Currently, the Tigers rank 5th in wOBA (.339), 6th in OBP (.343), 5th in WAR (12.6), 8th in SLG (.424), 1st in BB/K (0.66)
Their position players can clearly hit, but they have had trouble getting runs across the plate. Despite ranking in the top third in all of these important offensive statistics, they rank 18th in runs scored in the majors and 9th in the AL. They have some very respectable hitters in Miguel Cabrera, who is having an MVP-type season, Magglio Ordonez, and Johnny Damon. Cabrera and Ordonez both have wOBA's over .400, as does rookie Brennan Boesch who currently leads the team with a .441 mark.
Many consider Boesch the front-runner for Rookie of the Year award in the AL if he continues his current pace. The problem is that he likely won't. His 20% K rate and BABIP of .384 point to a regression. Add that to the fact that his career minor league OPS was .753 and you get a player that is clearly playing over his head.
The Tigers Bullpen:
Both Joel Zumaya and Jose Valverde have had all-star caliber seasons. Zumaya and Valverde currently have ERA's of 1.98 and 0.57 respectively. They strike out a bit below a batter per inning and have combined for 18 saves with just 2 blown this year. Eddie Bonine and Phil Coke have been effective middle relievers, both posting ERA's at-or-below 3.00, but neither have overly impressive stuff. Bonine has a poor K/BB ratio of 18/12 and Coke has an absurdly low 2.5% HR/FB rate.
Number of the series: 60
The Braves are still leading the NL in run differential at +60. As they head home and attempt to better their already impressive home record of 24-7, it will be important to increase this differential as well as their lead over both the Mets and Phillies. The Phillies are just 2.5 games back and have won 3 straight while the Braves have lost their past 3. This isn't a trend that can continue if they want to hold on to first place, obviously. With nine games at home against the Tigers, Nationals, and Marlins, a record of 6-3 is attainable.

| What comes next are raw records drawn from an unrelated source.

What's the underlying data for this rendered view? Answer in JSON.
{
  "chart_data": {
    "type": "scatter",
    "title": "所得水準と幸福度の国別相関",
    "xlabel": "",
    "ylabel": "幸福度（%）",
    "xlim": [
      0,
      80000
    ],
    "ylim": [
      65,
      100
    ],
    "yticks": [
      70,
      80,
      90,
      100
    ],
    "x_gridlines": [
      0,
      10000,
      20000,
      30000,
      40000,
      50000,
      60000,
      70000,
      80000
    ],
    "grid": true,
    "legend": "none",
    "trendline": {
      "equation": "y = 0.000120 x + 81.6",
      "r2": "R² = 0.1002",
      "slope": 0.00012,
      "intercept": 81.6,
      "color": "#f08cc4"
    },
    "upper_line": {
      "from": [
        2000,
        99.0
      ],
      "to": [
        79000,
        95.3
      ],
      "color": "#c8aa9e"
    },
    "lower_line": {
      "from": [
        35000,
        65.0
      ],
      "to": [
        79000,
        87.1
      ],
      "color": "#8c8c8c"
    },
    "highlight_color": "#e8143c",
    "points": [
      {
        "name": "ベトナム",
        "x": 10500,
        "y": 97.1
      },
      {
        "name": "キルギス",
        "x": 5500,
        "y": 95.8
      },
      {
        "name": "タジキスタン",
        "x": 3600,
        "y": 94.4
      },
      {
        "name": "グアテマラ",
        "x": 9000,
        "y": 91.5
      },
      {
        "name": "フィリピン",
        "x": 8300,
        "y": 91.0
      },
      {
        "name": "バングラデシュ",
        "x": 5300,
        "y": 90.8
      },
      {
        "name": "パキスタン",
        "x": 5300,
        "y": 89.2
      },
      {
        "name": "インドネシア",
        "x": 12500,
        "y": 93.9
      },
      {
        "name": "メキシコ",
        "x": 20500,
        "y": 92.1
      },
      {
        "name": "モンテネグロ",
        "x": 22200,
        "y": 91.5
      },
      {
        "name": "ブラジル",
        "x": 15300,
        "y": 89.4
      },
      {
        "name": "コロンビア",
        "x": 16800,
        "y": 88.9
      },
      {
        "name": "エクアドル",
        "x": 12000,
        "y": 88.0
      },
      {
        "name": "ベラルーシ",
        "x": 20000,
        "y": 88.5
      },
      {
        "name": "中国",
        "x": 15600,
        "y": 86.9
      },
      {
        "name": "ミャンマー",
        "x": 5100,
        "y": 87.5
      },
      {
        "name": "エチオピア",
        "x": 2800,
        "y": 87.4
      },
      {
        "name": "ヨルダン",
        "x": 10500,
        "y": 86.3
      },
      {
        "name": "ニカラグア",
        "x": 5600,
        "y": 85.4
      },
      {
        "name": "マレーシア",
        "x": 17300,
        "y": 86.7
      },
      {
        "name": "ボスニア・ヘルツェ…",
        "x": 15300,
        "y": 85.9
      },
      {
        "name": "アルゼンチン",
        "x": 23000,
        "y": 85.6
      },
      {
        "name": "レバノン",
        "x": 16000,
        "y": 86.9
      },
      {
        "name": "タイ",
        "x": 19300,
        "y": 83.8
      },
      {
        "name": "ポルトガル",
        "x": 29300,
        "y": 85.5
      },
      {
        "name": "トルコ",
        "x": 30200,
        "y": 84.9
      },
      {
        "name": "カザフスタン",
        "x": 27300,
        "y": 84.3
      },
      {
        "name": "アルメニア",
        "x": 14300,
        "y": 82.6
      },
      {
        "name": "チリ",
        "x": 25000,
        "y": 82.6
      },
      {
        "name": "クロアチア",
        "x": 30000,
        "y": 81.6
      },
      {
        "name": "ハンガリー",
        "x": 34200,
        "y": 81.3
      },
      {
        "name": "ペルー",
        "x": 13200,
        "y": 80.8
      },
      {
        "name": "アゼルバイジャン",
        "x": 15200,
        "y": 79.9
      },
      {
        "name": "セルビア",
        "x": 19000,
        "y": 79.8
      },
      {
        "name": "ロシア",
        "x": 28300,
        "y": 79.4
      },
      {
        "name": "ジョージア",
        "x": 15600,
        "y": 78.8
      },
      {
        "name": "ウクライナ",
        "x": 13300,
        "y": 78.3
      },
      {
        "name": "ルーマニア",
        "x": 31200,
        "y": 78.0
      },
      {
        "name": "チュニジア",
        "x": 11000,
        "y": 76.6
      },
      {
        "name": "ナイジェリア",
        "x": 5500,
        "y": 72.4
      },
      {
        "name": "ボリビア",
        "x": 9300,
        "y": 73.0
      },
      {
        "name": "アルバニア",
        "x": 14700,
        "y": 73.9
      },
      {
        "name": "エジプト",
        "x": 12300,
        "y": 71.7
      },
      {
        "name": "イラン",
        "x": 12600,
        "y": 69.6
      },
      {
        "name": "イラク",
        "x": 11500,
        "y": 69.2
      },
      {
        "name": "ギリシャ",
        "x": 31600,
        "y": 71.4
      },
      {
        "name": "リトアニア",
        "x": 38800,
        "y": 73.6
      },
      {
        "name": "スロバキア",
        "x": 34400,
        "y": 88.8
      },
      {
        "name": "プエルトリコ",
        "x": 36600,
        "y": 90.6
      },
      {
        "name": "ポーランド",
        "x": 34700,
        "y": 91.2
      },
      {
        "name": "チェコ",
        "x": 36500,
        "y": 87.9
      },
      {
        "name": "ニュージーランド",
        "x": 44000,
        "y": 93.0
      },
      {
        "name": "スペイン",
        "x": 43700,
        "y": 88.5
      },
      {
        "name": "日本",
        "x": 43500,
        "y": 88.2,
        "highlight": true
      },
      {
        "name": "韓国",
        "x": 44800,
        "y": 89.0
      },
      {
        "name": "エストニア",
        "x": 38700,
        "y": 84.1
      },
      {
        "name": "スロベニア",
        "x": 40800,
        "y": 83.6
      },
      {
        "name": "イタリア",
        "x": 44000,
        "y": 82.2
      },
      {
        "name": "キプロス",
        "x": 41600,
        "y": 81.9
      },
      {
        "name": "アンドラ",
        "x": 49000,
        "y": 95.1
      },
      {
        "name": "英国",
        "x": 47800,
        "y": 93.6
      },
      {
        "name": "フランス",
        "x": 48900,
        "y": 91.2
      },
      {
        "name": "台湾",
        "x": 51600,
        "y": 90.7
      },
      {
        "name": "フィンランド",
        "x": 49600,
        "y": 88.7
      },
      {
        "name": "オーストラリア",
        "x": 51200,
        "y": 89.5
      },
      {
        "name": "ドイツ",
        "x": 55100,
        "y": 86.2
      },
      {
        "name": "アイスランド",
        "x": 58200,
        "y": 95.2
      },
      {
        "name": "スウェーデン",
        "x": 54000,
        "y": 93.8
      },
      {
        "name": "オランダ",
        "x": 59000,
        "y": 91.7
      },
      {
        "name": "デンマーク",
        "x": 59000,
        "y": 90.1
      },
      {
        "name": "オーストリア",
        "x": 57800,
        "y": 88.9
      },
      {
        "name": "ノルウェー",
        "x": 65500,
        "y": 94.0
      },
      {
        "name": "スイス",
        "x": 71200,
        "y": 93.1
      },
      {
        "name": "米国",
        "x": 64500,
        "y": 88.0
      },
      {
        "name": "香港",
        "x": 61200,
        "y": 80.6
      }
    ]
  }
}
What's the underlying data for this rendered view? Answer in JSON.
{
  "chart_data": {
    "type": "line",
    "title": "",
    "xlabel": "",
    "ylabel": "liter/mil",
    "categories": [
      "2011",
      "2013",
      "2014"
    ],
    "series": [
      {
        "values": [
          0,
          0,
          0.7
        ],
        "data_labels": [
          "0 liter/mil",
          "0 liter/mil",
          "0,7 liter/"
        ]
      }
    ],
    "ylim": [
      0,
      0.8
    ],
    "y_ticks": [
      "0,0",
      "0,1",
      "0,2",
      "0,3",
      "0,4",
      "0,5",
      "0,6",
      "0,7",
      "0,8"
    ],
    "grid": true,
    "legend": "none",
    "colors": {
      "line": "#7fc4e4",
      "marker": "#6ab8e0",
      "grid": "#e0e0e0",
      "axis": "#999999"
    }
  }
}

The consecutive series streak has come to a close, but a new one has started. While no where near as impressive, since announcing he was leaning towards retirement Chipper Jones has hit in 8 consecutive games. He is batting .380 with 3 walks, 3 extra base hits, and 2 steals over that time span. Chipper's average is now at .250 and is moving in the right direction for the first time this year. Chipper staying hot and the rest of the offense coming back to life will be vital over the next few games as we only have the clear pitching advantage in tonight's contest.